Last summer, in connection with my research for that story, Herbalife showed me information which I ultimately elected not to use at that time. I’ll relate some of it now, since it may help explain why the company spent $694,000 on CEO Johnson’s security and almost $31,000 more protecting the home of Alan Hoffman, the company’s de facto communications chief (formally, its executive vice president of global corporate affairs).

Ackman’s short-selling presentation began on December 19, 2012, with a three-and-a-half hour, 342-slide webcast lecture at a 500-seat auditorium at the AXA Equitable Center in Midtown Manhattan.

Shortly thereafter, Herbalife CEO Johnson and his family began to experience personal harassment and threats, according to incident reports Herbalife provided to me, and which it said had been drawn up by Johnson’s private security detail.

The first two phone calls to his residence took place a few days after the presentation, with a male voice telling Johnson’s wife, and, later, Johnson himself, that his wife and children “would have to pay for what Michael has done.”

Such calls continued to both the residence and his wife’s cell phone. On December 27, 2012, his wife got one while driving her daughter home from a soccer game. “An unknown male stated how nice they looked in their white Mercedes,” according to the incident report. The caller made specific references to the soccer game, and “told [Johnson’s wife] to warn her son at home that something bad was going to happen to him. It was accurate a son was home at that time.” (Johnson notified the Los Angeles Sheriff’s Department of the incidents, according to the incident reports, but decided not to draw up a police report at that time.)

Twice in January and once, again, in June 2013, hundreds of leaflets were thrown over the wall of Johnson’s home in Malibu. On two occasions the leaflets showed photocopies of a news story about Johnson’s high compensation, and on one of those occasions his face had an X drawn through it. (Thanks to massive appreciation in the company’s share price, Johnson has made more than $160 million from sales of stock and options since joining in 2003.) After one of these incidents, the car the vandal fled in was eventually located in a neighborhood in South Los Angeles but was found to have been stolen and “cleaned with a chemical agent to destroy any fingerprint evidence,” according to the incident report.
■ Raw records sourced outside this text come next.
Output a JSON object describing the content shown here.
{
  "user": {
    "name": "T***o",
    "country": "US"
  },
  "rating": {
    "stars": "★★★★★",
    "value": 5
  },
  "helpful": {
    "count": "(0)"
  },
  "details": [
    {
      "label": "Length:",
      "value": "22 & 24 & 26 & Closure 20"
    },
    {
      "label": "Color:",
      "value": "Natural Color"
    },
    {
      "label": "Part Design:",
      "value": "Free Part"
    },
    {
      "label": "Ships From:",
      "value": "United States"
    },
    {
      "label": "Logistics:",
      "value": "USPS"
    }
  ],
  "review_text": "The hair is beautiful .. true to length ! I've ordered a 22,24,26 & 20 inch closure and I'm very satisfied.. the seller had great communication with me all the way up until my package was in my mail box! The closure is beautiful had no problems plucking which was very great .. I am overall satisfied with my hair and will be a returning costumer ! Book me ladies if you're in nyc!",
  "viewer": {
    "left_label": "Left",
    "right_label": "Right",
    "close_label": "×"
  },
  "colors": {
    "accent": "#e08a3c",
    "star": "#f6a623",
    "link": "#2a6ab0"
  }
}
In June 2013, a security sweep of an executive conference room at Herbalife’s headquarters in the L.A. Live complex near Staples Center turned up a voice-activated recording device hidden behind a television monitor. That September, another such recording device was found hidden in a pen in Johnson’s home office, in his garage, according to the reports.

The perpetrators of these and similar incidents—which extended into late 2014, from what I was shown, but which evidently continued into 2015, according to the company’s filing on Monday—have never been caught.

Thankfully, the marathon struggle between Herbalife and Pershing Square now appears to be approaching closure—though precisely what that will entail remains a mystery. Prompted by Ackman’s campaign, the Federal Trade Commission did finally commence a formal probe into Herbalife in April 2014. The company disclosed last month that it and the FTC are now in talks in an attempt to resolve that inquiry. The company warned, however, that all possible outcomes were still on the table, ranging from “the filing by the FTC of a contested civil complaint, further discussions leading to a settlement which could include a monetary payment and other relief or the closure of these matters without action.”